Next.js developer Vercel has confirmed a cyber-incident conducted by a “highly sophisticated” attacker which may have resulted in threat actors getting hold of sensitive internal data.
The US firm, which provides developer tools and cloud infrastructure, said in an updated April 21 notice that the unauthorized access originated from an employee’s use of a third-party tool, Context.ai.
“The attacker used that access to take over the employee's Vercel Google Workspace account, which enabled them to gain access to some Vercel environments and environment variables that were not marked as sensitive,” it added.
“Environment variables marked as ‘sensitive’ in Vercel are stored in a manner that prevents them from being read, and we currently do not have evidence that those values were accessed.”

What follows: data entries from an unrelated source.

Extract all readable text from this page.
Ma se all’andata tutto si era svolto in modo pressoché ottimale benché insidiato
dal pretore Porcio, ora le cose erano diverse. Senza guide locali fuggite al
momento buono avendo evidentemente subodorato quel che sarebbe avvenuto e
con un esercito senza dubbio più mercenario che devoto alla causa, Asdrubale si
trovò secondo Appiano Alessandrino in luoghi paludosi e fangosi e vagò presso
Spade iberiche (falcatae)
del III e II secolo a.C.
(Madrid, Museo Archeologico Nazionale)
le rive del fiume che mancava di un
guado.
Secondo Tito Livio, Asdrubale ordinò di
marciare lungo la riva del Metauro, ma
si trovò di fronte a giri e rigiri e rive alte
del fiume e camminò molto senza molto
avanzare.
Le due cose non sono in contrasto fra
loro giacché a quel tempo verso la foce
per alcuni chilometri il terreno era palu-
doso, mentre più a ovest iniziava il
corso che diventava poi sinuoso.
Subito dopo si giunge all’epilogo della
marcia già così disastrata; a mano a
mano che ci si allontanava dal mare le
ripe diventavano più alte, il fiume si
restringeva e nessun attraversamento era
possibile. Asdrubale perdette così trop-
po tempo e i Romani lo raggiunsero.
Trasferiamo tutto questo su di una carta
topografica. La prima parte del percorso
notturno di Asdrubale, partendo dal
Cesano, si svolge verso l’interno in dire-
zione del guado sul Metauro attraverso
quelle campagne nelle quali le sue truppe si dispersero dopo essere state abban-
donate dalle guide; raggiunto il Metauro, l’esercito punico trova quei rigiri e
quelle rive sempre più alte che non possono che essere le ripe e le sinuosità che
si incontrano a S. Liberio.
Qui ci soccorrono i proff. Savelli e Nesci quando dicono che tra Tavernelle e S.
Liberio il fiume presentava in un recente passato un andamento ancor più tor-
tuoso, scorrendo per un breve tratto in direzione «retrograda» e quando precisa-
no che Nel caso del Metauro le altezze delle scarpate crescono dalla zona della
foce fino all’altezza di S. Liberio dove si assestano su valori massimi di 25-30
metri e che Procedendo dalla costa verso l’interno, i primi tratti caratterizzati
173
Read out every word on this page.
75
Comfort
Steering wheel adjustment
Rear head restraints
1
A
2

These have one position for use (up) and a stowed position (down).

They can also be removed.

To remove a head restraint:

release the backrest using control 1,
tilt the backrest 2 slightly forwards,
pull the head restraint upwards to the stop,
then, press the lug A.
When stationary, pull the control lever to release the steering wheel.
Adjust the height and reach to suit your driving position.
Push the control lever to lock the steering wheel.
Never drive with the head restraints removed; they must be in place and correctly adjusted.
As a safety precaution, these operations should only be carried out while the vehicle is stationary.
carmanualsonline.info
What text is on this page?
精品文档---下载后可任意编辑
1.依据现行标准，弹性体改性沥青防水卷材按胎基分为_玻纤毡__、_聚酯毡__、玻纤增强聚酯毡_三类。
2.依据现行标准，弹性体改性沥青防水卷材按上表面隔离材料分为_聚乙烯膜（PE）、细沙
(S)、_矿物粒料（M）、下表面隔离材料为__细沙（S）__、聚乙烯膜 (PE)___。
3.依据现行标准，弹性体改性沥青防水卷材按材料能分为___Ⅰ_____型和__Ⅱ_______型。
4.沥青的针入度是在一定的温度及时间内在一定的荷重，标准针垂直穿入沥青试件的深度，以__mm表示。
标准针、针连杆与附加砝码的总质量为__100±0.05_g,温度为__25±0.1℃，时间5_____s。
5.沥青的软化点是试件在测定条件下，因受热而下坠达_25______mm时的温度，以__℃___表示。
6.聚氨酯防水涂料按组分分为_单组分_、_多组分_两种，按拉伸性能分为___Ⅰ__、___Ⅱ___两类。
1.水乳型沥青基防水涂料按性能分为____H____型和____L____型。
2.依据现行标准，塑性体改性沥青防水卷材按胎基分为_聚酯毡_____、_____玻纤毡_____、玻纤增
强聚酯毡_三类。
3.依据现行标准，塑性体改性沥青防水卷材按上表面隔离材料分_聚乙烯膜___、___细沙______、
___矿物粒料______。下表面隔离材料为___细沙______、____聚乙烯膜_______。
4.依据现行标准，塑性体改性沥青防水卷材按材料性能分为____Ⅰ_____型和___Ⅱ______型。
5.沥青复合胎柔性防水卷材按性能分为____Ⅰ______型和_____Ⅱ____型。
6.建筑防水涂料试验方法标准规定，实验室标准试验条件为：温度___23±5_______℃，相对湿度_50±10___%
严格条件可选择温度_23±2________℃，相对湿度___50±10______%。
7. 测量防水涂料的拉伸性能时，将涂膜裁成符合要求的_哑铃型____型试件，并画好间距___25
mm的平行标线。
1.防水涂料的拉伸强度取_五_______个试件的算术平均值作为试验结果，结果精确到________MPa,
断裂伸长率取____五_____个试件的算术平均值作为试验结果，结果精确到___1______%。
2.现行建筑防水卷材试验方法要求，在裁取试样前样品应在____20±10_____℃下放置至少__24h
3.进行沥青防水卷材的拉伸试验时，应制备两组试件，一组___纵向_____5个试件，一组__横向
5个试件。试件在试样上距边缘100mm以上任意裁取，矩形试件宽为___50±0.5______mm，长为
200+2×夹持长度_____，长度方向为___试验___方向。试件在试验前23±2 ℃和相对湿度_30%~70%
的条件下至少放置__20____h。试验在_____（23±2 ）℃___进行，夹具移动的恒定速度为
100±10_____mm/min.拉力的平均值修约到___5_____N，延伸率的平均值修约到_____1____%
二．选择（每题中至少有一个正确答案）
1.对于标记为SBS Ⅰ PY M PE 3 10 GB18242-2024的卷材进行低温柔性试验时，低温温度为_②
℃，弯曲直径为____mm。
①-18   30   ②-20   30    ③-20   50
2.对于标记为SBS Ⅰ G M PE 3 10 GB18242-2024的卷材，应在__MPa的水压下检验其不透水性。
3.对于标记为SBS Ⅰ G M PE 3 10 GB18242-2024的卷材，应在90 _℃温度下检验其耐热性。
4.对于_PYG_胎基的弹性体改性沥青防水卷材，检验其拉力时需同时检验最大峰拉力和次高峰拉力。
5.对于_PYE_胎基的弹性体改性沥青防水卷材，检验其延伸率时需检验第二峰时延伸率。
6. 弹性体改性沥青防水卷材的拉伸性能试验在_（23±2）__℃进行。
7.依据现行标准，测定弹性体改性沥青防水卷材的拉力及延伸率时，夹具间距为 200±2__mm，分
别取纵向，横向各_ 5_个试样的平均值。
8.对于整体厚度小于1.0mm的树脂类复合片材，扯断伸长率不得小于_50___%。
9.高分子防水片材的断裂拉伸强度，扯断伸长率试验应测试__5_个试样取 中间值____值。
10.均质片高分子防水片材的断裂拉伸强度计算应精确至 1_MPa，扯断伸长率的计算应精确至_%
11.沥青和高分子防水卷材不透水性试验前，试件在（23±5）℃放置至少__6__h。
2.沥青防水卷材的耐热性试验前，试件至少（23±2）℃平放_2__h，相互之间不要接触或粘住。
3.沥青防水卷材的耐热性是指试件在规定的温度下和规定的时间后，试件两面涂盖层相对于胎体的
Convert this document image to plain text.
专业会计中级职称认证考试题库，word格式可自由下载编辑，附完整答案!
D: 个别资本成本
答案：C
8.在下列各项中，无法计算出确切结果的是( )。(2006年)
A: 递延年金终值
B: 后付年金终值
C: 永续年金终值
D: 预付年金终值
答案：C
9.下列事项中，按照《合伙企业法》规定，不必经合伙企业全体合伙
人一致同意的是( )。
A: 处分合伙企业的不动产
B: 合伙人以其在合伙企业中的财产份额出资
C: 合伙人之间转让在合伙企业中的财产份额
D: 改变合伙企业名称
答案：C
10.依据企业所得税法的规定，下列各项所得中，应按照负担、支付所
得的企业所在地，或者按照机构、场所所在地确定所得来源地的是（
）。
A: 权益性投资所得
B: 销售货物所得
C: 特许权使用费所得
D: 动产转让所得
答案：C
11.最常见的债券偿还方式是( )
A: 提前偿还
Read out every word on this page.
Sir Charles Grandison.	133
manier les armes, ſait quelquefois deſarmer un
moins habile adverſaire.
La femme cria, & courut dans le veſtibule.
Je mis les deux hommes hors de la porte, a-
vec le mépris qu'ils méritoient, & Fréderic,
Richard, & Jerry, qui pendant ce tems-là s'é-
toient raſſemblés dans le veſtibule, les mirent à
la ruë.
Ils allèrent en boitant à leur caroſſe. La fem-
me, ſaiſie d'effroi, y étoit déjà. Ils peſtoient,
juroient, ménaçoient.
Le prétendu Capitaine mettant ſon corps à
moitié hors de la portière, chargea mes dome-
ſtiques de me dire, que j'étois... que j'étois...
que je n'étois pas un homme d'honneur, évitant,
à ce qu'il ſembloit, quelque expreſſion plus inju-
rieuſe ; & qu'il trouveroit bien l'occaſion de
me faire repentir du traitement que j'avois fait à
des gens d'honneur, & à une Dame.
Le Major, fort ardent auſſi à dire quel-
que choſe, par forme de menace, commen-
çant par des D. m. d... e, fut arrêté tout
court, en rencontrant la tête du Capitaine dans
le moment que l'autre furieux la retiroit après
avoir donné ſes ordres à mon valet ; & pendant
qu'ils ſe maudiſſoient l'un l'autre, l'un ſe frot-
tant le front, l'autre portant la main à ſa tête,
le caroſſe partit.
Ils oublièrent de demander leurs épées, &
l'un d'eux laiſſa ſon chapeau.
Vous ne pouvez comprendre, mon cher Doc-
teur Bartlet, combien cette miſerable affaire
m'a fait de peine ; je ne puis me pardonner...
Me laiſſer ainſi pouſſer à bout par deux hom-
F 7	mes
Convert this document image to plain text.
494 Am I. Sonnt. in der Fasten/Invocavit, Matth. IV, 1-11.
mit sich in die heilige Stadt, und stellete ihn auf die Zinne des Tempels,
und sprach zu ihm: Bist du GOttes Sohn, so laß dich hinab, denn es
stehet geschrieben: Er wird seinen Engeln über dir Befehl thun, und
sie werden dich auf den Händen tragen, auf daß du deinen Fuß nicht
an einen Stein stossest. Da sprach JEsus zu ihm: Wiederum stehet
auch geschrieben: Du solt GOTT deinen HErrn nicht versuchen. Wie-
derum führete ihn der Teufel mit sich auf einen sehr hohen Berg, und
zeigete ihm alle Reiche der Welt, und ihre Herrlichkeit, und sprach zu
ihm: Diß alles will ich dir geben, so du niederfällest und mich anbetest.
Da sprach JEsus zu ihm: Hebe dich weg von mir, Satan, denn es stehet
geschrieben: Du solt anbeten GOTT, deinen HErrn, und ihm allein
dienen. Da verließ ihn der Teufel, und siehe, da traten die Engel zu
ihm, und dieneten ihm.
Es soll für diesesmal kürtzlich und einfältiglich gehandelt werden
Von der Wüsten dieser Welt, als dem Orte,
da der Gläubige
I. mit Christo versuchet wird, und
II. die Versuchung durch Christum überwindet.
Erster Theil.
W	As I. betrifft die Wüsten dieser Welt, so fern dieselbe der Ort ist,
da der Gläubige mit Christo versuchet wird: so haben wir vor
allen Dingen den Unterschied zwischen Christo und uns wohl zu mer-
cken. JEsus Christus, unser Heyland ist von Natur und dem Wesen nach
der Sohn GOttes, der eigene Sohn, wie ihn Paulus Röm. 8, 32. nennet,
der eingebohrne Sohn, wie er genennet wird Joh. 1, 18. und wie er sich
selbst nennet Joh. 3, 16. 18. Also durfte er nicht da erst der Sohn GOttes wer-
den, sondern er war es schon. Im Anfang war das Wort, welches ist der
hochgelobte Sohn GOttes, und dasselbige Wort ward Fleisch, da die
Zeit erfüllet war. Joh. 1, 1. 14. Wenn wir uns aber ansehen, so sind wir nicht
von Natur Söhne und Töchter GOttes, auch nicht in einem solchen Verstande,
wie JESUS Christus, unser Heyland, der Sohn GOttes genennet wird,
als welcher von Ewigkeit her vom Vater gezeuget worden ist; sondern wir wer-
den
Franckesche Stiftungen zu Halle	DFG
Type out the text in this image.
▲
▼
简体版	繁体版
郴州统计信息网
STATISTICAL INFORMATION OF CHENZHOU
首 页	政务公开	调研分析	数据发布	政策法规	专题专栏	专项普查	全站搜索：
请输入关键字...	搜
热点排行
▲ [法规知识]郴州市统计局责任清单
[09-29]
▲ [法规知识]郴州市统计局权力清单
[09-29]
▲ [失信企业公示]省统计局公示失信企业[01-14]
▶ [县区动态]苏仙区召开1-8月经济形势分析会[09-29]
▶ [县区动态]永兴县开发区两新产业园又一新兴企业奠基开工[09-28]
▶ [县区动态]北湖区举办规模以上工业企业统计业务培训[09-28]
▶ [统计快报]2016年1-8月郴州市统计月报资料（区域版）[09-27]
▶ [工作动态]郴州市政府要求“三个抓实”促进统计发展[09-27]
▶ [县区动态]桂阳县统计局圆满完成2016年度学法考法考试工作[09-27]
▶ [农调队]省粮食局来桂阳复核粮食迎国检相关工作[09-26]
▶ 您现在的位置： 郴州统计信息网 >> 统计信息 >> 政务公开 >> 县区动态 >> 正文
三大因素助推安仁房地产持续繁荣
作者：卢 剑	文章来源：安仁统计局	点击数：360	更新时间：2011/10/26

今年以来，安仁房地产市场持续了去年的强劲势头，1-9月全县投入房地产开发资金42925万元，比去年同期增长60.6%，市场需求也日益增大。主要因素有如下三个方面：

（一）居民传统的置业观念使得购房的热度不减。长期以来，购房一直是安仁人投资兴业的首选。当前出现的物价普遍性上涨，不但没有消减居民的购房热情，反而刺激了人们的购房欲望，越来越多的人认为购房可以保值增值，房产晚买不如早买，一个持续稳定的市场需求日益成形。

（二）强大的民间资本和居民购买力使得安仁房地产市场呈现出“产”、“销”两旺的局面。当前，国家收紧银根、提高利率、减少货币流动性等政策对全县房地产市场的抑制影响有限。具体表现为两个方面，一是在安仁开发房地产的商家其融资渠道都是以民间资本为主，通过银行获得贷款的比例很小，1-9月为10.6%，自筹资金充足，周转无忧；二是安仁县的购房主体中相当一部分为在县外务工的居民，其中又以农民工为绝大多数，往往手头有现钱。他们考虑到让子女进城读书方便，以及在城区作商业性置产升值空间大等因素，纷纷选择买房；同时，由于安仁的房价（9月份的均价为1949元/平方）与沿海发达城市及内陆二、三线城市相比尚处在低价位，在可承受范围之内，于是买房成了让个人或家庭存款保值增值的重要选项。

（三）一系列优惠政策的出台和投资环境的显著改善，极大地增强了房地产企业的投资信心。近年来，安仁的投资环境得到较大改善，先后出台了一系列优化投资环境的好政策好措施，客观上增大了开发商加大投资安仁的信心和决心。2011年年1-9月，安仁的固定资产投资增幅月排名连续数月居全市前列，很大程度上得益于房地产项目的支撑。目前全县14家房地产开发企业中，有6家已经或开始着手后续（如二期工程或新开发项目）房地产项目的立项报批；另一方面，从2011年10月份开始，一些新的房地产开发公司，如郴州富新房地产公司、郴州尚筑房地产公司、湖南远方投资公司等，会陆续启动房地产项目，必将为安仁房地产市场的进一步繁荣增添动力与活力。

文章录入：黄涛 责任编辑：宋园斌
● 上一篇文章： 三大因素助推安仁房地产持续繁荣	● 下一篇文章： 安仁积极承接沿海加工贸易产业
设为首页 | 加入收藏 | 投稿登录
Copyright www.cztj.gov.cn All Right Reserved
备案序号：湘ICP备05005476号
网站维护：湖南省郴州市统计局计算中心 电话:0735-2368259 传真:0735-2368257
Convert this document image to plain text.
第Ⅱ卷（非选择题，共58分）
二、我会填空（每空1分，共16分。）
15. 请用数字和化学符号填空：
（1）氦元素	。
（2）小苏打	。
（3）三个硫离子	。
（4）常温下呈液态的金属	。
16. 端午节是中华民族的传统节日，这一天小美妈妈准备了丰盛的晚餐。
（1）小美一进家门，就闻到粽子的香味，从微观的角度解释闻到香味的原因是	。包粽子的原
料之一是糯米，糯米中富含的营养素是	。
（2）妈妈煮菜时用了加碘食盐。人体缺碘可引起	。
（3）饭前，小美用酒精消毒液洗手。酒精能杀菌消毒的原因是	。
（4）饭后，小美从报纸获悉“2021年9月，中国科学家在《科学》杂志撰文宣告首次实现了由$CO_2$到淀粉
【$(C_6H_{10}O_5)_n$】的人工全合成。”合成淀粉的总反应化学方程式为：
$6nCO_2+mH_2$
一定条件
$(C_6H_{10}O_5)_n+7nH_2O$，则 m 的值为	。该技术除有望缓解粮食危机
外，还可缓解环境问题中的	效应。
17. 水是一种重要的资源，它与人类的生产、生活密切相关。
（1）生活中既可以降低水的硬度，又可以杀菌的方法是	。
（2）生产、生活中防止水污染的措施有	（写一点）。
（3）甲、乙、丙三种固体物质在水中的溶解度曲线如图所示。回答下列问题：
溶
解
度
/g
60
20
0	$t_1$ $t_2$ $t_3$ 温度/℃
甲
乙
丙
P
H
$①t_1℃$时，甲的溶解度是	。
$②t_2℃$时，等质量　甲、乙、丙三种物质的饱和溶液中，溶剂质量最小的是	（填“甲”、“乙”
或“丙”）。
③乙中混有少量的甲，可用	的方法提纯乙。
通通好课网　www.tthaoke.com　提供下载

Read more on Vercel: NCSC Urges Users to Patch Next.js Flaw Immediately
Vercel claimed that the attacker was “highly sophisticated based on their operational velocity and detailed understanding of Vercel's systems”.
However, it confirmed that none of its npm packages were compromised and there’s no evidence of tampering, meaning projects like popular React framework Next.js are safe.
Vercel said it has already reached out to “a limited subset of customers whose non-sensitive environment variables stored on Vercel” were compromised.
According to screenshots posted to X (formerly Twitter), a threat actor purporting to be part of the ShinyHunters collective is trying to extort Vercel to the tune of $2m. They claim to have access to multiple employee accounts “with access to several internal deployments,” as well as API keys, npm/GitHub tokens, source code and databases.
Vercel Customers Urged to Follow Best Practices
As it works with Mandiant to ascertain the validity of the threat actor’s claims, Vercel has issued the following advice for customers:
- Enable multi-factor authentication (MFA) via authenticator app or passkey
- Review and rotate environmental variables not marked as “sensitive” as these may have been potentially exposed. They include API keys, tokens, database credentials and signing keys
- Use the sensitive environmental variables feature to protect secret values
- Review activity log for suspicious activity
- Investigate suspicious or unexpected recent deployments
- Ensure deployment protection is set to standard, at a minimum
- Rotate deployment protection tokens
Cory Michal, CISO at AppOmni, traced the breach back to the OAuth access Context.ai provided to the Vercel employee’s Google Workspace account.
“Once a user authorizes one app, that trust can extend into email, identity, CRM, development, and other systems in ways many organizations do not fully inventory or monitor, which makes a single compromised integration a powerful pivot point,” he added.
“The key lesson is that third-party risk management cannot stop at reviewing a vendor’s SOC 2 report or penetration test results. Organizations need continuous visibility into how third-party applications are actually connected across their SaaS estate, what OAuth grants and integration tokens they hold, and how those relationships could be abused if one provider is compromised.”